[sam-qfs-discuss] multiple initiators - concurrent block rw access - Is it true ?
Peter Englmaier
peter.englmaier at physik.uzh.ch
Thu Jul 24 02:04:48 PDT 2008
>
Hi Alex:
> In a nutshell, what we want is multiple intiators to concurrently have
> read()/write() access to a single large 30TB LUN via fibre channel i.e
> sharing a single LUN so that one initiator write()'s a file whilst
> another
> initiator read()'s a file.
So you want a shared filesystem. QFS can be used for that. However,
qfs will be faster if you
divide the LUN in several and make QFS stripe the data over them.
> I didn't think this was possible and that we would
> have to use CIFS or NFS to do something like this. The problem is that
> CIFS and NFS overheads slow IO down significantly (from what I have
> read).
CIFS I don't know, but NFS can be almost wire speed. This is a matter
of using large enough window sizes. QFS will be faster, because it has
direct access to disk, so it can be as fast as you're disk raids are.
We have for example ~ 400 MB/s for large files meassured with dd. With
NFS we have ~85 MB/s over one 1 Gbits link. You can trunk multiple
links to have higher speed (if clients are on the same subnet,
otherwise the router might be a problem). Rumors say, that some recent
10 GBit/s NICs can reach 100% wire speed.
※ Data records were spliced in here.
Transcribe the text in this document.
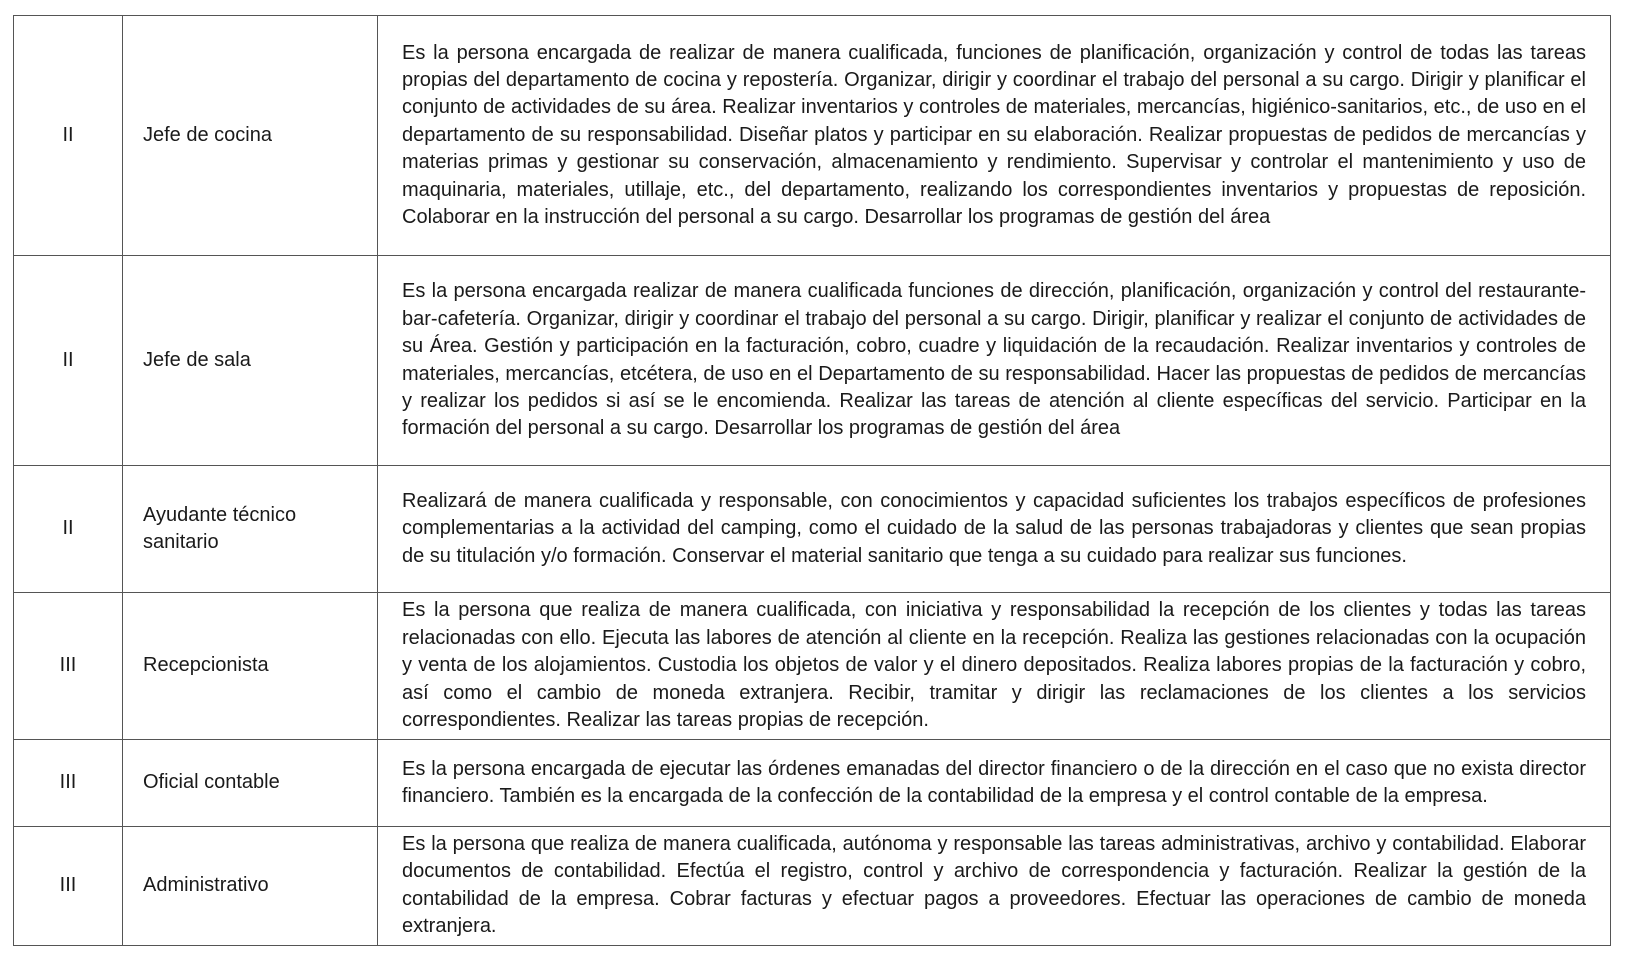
II	Jefe de cocina	Es la persona encargada de realizar de manera cualificada, funciones de planificación, organización y control de todas las tareas propias del departamento de cocina y repostería. Organizar, dirigir y coordinar el trabajo del personal a su cargo. Dirigir y planificar el conjunto de actividades de su área. Realizar inventarios y controles de materiales, mercancías, higiénico-sanitarios, etc., de uso en el departamento de su responsabilidad. Diseñar platos y participar en su elaboración. Realizar propuestas de pedidos de mercancías y materias primas y gestionar su conservación, almacenamiento y rendimiento. Supervisar y controlar el mantenimiento y uso de maquinaria, materiales, utillaje, etc., del departamento, realizando los correspondientes inventarios y propuestas de reposición. Colaborar en la instrucción del personal a su cargo. Desarrollar los programas de gestión del área
II	Jefe de sala	Es la persona encargada realizar de manera cualificada funciones de dirección, planificación, organización y control del restaurante-bar-cafetería. Organizar, dirigir y coordinar el trabajo del personal a su cargo. Dirigir, planificar y realizar el conjunto de actividades de su Área. Gestión y participación en la facturación, cobro, cuadre y liquidación de la recaudación. Realizar inventarios y controles de materiales, mercancías, etcétera, de uso en el Departamento de su responsabilidad. Hacer las propuestas de pedidos de mercancías y realizar los pedidos si así se le encomienda. Realizar las tareas de atención al cliente específicas del servicio. Participar en la formación del personal a su cargo. Desarrollar los programas de gestión del área
II	Ayudante técnico sanitario	Realizará de manera cualificada y responsable, con conocimientos y capacidad suficientes los trabajos específicos de profesiones complementarias a la actividad del camping, como el cuidado de la salud de las personas trabajadoras y clientes que sean propias de su titulación y/o formación. Conservar el material sanitario que tenga a su cuidado para realizar sus funciones.
III	Recepcionista	Es la persona que realiza de manera cualificada, con iniciativa y responsabilidad la recepción de los clientes y todas las tareas relacionadas con ello. Ejecuta las labores de atención al cliente en la recepción. Realiza las gestiones relacionadas con la ocupación y venta de los alojamientos. Custodia los objetos de valor y el dinero depositados. Realiza labores propias de la facturación y cobro, así como el cambio de moneda extranjera. Recibir, tramitar y dirigir las reclamaciones de los clientes a los servicios correspondientes. Realizar las tareas propias de recepción.
III	Oficial contable	Es la persona encargada de ejecutar las órdenes emanadas del director financiero o de la dirección en el caso que no exista director financiero. También es la encargada de la confección de la contabilidad de la empresa y el control contable de la empresa.
III	Administrativo	Es la persona que realiza de manera cualificada, autónoma y responsable las tareas administrativas, archivo y contabilidad. Elaborar documentos de contabilidad. Efectúa el registro, control y archivo de correspondencia y facturación. Realizar la gestión de la contabilidad de la empresa. Cobrar facturas y efectuar pagos a proveedores. Efectuar las operaciones de cambio de moneda extranjera.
> At the block level what I dont understand is why multiple initiators
> cannot do a
> read() on a block concurrently without casuing corruption ? Does
> that mean at
> this level there is no file-locking (I suppose its not a file yet?)
> and thats
> why we need to use NFS or CIFS ? But surely UFS etc provides file
> locking ?
QFS has the mh_write option:
mh_write Enables simultaneous reads and writes to the same
file from multiple hosts. If mh_write is used,
the Sun StorEdge QFS shared file system switches
all hosts into directio. The application must use
page aligned memory buffers and well formed sector
I/O (512 bytes). Caution, if the application does
not adhere to these alignment rules, data
correctness is not guaranteed.
If you enable this, you can write (at your own risk) from two servers
accessing the same SAN.
This can only cause file corruption, not filesystem corruption. If you
write to the same block concurrently, then
the last write wins. Maybe that's what you want?